Em “No umbral da China”, Fuller antecipa discussões levadas adiante em “Cão Branco”, talvez, seu melhor filme; além do protagonista superar o racismo contra os chineses, assumindo e amando o filho no final da história, o grupo de soldados, vale lembrar, forma-se por várias nacionalidades e com personagem negra, principalmente, convencendo o capitão a mudar seus pontos de vistas retrógrados e desumanos, mostrando um negro estadunidense mais inteligente, gentil e altruísta do que o compatriota branco. Quanto à cenografia, conforme os demais filmes do mesmo diretor, o espectador assiste a verdadeiras coreografias nas cenas de ação, quando os combatentes parecem dançar; há oposições contundentes, por exemplo, na morte de vários soldados, com o diretor complexificando expectativas futuras e a dura realidade dos campos de batalha. Soma-se a isso, a bela canção tema, entoada pelo próprio Nat King Cole, com a letra bastante poética e música melodiosa, contrapondo-se às imagens chocantes das cidades em ruínas e às mortes a sangue-frio; em termos formais, o filme se impõe, revelando-se, nesse tópico, a crise da discussão sobre o gosto.

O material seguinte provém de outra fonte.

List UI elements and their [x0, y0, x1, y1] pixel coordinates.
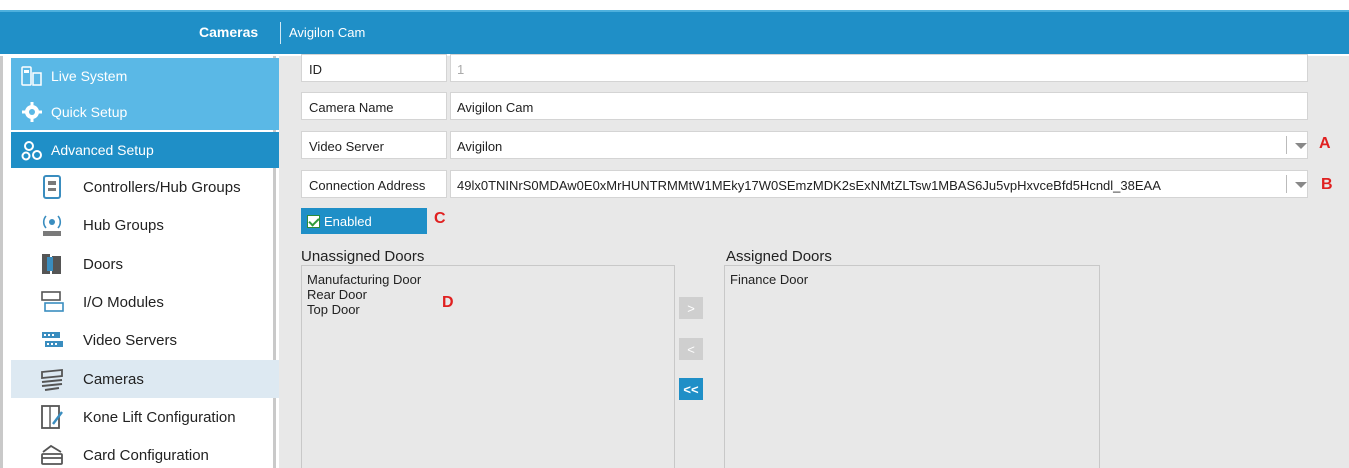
sidebar-item-label: Video Servers [83, 331, 177, 349]
gears-icon [21, 139, 43, 161]
door-icon [39, 251, 65, 277]
sidebar-item-doors[interactable]: Doors [11, 245, 279, 283]
sidebar-item-label: Live System [51, 68, 128, 84]
enabled-checkbox[interactable]: Enabled [301, 208, 427, 234]
list-item[interactable]: Rear Door [302, 287, 674, 302]
header-bar: Cameras Avigilon Cam [0, 10, 1349, 54]
chevron-down-icon[interactable] [1286, 136, 1310, 154]
controller-icon [39, 174, 65, 200]
connection-address-row: Connection Address 49lx0TNINrS0MDAw0E0xM… [301, 170, 1308, 198]
camera-name-label: Camera Name [301, 92, 447, 120]
sidebar-item-io-modules[interactable]: I/O Modules [11, 283, 279, 321]
sidebar: Live System Quick Setup Advanced Setup C… [0, 56, 279, 468]
sidebar-item-label: Cameras [83, 370, 144, 388]
sidebar-item-card-configuration[interactable]: Card Configuration [11, 436, 279, 468]
gear-icon [21, 101, 43, 123]
sidebar-item-label: Card Configuration [83, 446, 209, 464]
id-field: 1 [450, 54, 1308, 82]
sidebar-item-label: Controllers/Hub Groups [83, 178, 241, 196]
video-server-icon [39, 327, 65, 353]
sidebar-item-label: Hub Groups [83, 216, 164, 234]
unassign-all-button[interactable]: << [679, 378, 703, 400]
marker-d: D [442, 294, 454, 311]
unassigned-doors-title: Unassigned Doors [301, 248, 425, 265]
sidebar-item-advanced-setup[interactable]: Advanced Setup [11, 132, 279, 168]
list-item[interactable]: Manufacturing Door [302, 272, 674, 287]
connection-address-select[interactable]: 49lx0TNINrS0MDAw0E0xMrHUNTRMMtW1MEky17W0… [450, 170, 1308, 198]
sidebar-item-label: Kone Lift Configuration [83, 408, 236, 426]
sidebar-item-label: Doors [83, 255, 124, 273]
unassigned-doors-list[interactable]: Manufacturing Door Rear Door Top Door [301, 265, 675, 468]
enabled-label: Enabled [324, 213, 372, 229]
io-module-icon [39, 289, 65, 315]
list-item[interactable]: Top Door [302, 302, 674, 317]
assigned-doors-title: Assigned Doors [726, 248, 832, 265]
unassign-button[interactable]: < [679, 338, 703, 360]
id-label: ID [301, 54, 447, 82]
lift-icon [39, 404, 65, 430]
assign-button[interactable]: > [679, 297, 703, 319]
breadcrumb-separator [280, 22, 281, 44]
sidebar-item-hub-groups[interactable]: Hub Groups [11, 206, 279, 244]
sidebar-item-controllers-hub-groups[interactable]: Controllers/Hub Groups [11, 168, 279, 206]
connection-address-label: Connection Address [301, 170, 447, 198]
sidebar-item-live-system[interactable]: Live System [11, 58, 279, 94]
hub-icon [39, 212, 65, 238]
marker-c: C [434, 210, 446, 227]
main-panel: ID 1 Camera Name Avigilon Cam Video Serv… [279, 54, 1349, 468]
video-server-select[interactable]: Avigilon [450, 131, 1308, 159]
card-icon [39, 442, 65, 468]
sidebar-item-label: I/O Modules [83, 293, 164, 311]
video-server-row: Video Server Avigilon [301, 131, 1308, 159]
checkbox-checked-icon [307, 214, 320, 228]
list-item[interactable]: Finance Door [725, 272, 1099, 287]
id-row: ID 1 [301, 54, 1308, 82]
sidebar-item-label: Advanced Setup [51, 142, 154, 158]
sidebar-item-video-servers[interactable]: Video Servers [11, 321, 279, 359]
sidebar-item-label: Quick Setup [51, 104, 128, 120]
video-server-label: Video Server [301, 131, 447, 159]
sidebar-item-quick-setup[interactable]: Quick Setup [11, 94, 279, 130]
assigned-doors-list[interactable]: Finance Door [724, 265, 1100, 468]
breadcrumb-section[interactable]: Cameras [199, 24, 258, 40]
marker-b: B [1321, 176, 1333, 193]
breadcrumb-current: Avigilon Cam [289, 25, 366, 40]
camera-name-field[interactable]: Avigilon Cam [450, 92, 1308, 120]
camera-icon [39, 366, 65, 392]
camera-name-row: Camera Name Avigilon Cam [301, 92, 1308, 120]
sidebar-item-cameras[interactable]: Cameras [11, 360, 279, 398]
connection-address-value: 49lx0TNINrS0MDAw0E0xMrHUNTRMMtW1MEky17W0… [457, 178, 1161, 193]
marker-a: A [1319, 135, 1331, 152]
sidebar-item-kone-lift-configuration[interactable]: Kone Lift Configuration [11, 398, 279, 436]
live-system-icon [21, 65, 43, 87]
chevron-down-icon[interactable] [1286, 175, 1310, 193]
video-server-value: Avigilon [457, 139, 503, 154]
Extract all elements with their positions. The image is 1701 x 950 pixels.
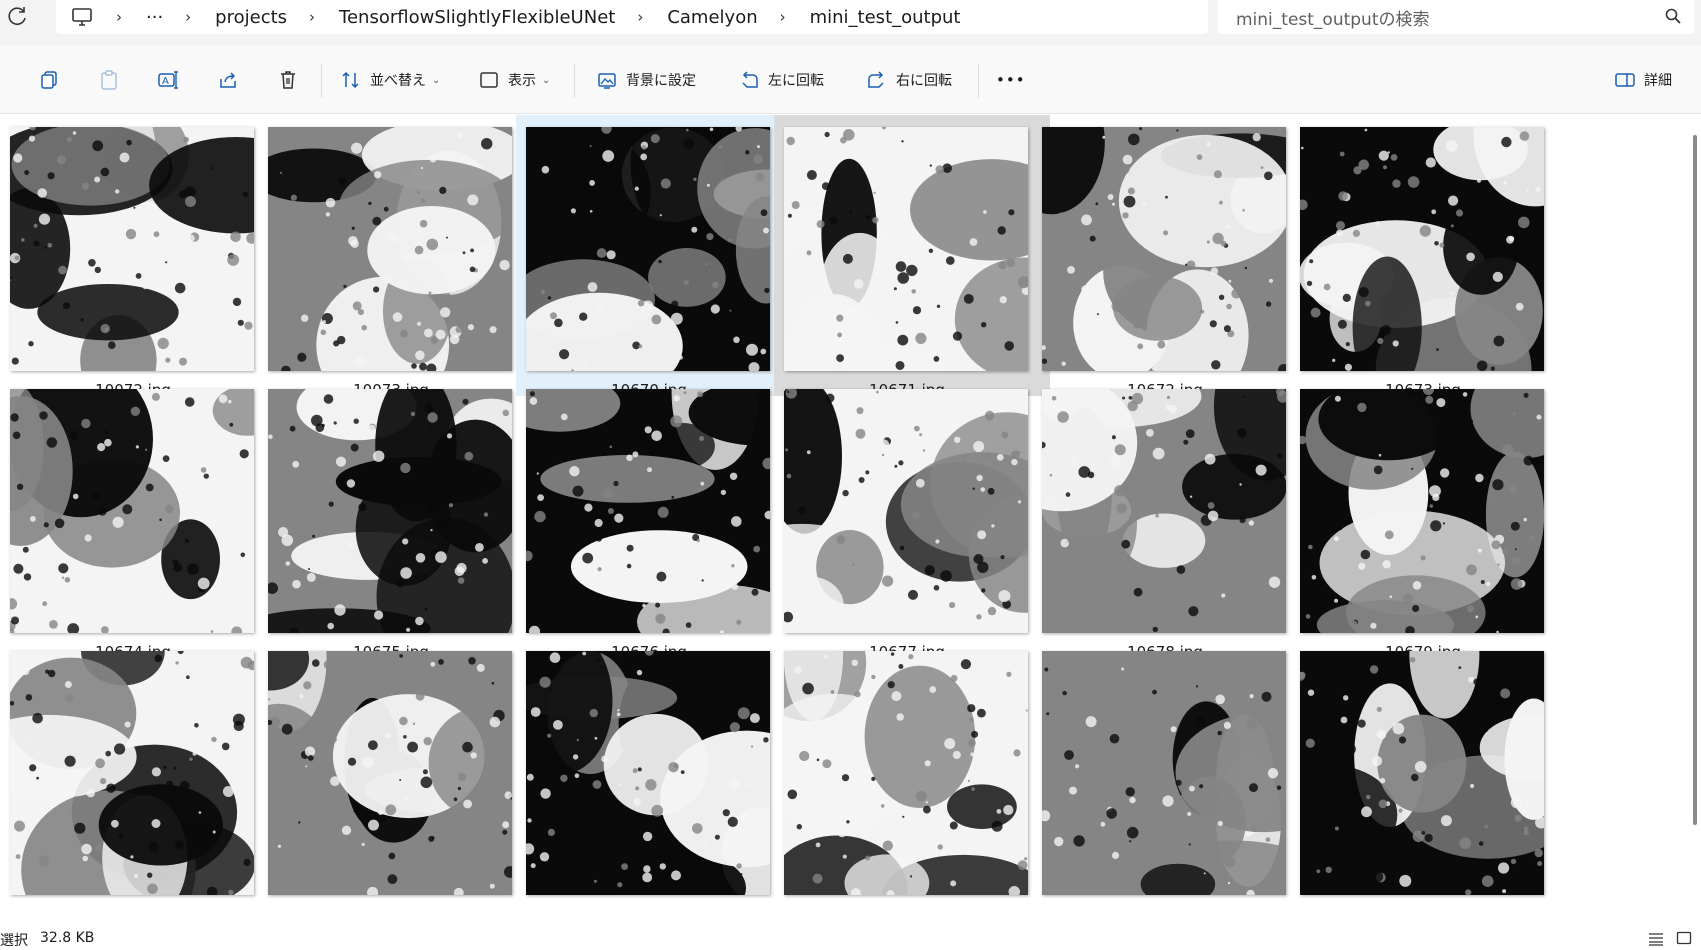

Diante dos contrastes de Fuller, questiono-me, afinal, se eu gostei de “No umbral da China”. Gostei bastante; cheguei, inclusive, a me emocionar em várias passagens, apesar da ideologia, quase idiota, pró-imperialista e anticomunista.

Toda obra de arte tem, pelo menos, dois aspectos: (1) o ideológico, fruto dos diálogos com a política da época, relevando-se, assim, a arte enquanto superestrutura, ou seja, como reflexo das relações econômicas – no caso do filme de Fuller, verificam-se propagandas do sistema capitalista, financiadas pela indústria cultural –; (2) o semiótico, mas nos referimos, nesse tópico, apenas à semiótica da expressão, responsável pelo filme enquanto texto segundo determinada linguagem, no caso, a linguagem cinematográfica, e não, a semiótica do conteúdo, em que os aspectos ideológicos, necessariamente, se manifestam. O gosto, portanto, não se pauta somente por um critério, pois todo texto, e não apenas as obras de arte, constituem-se, semioticamente, por vários aspectos; embora detestável em sua apologia do imperialismo, em termos formais, “No umbral da China” é fantástico; contrariamente, “A caçada do futuro”, mesmo deixando a desejar em termos de atuação, cenografia, trilha sonora, apresenta análises políticas bem mais interessantes, próximas da realidade histórica, inclusive, no respeitante às formas de luta.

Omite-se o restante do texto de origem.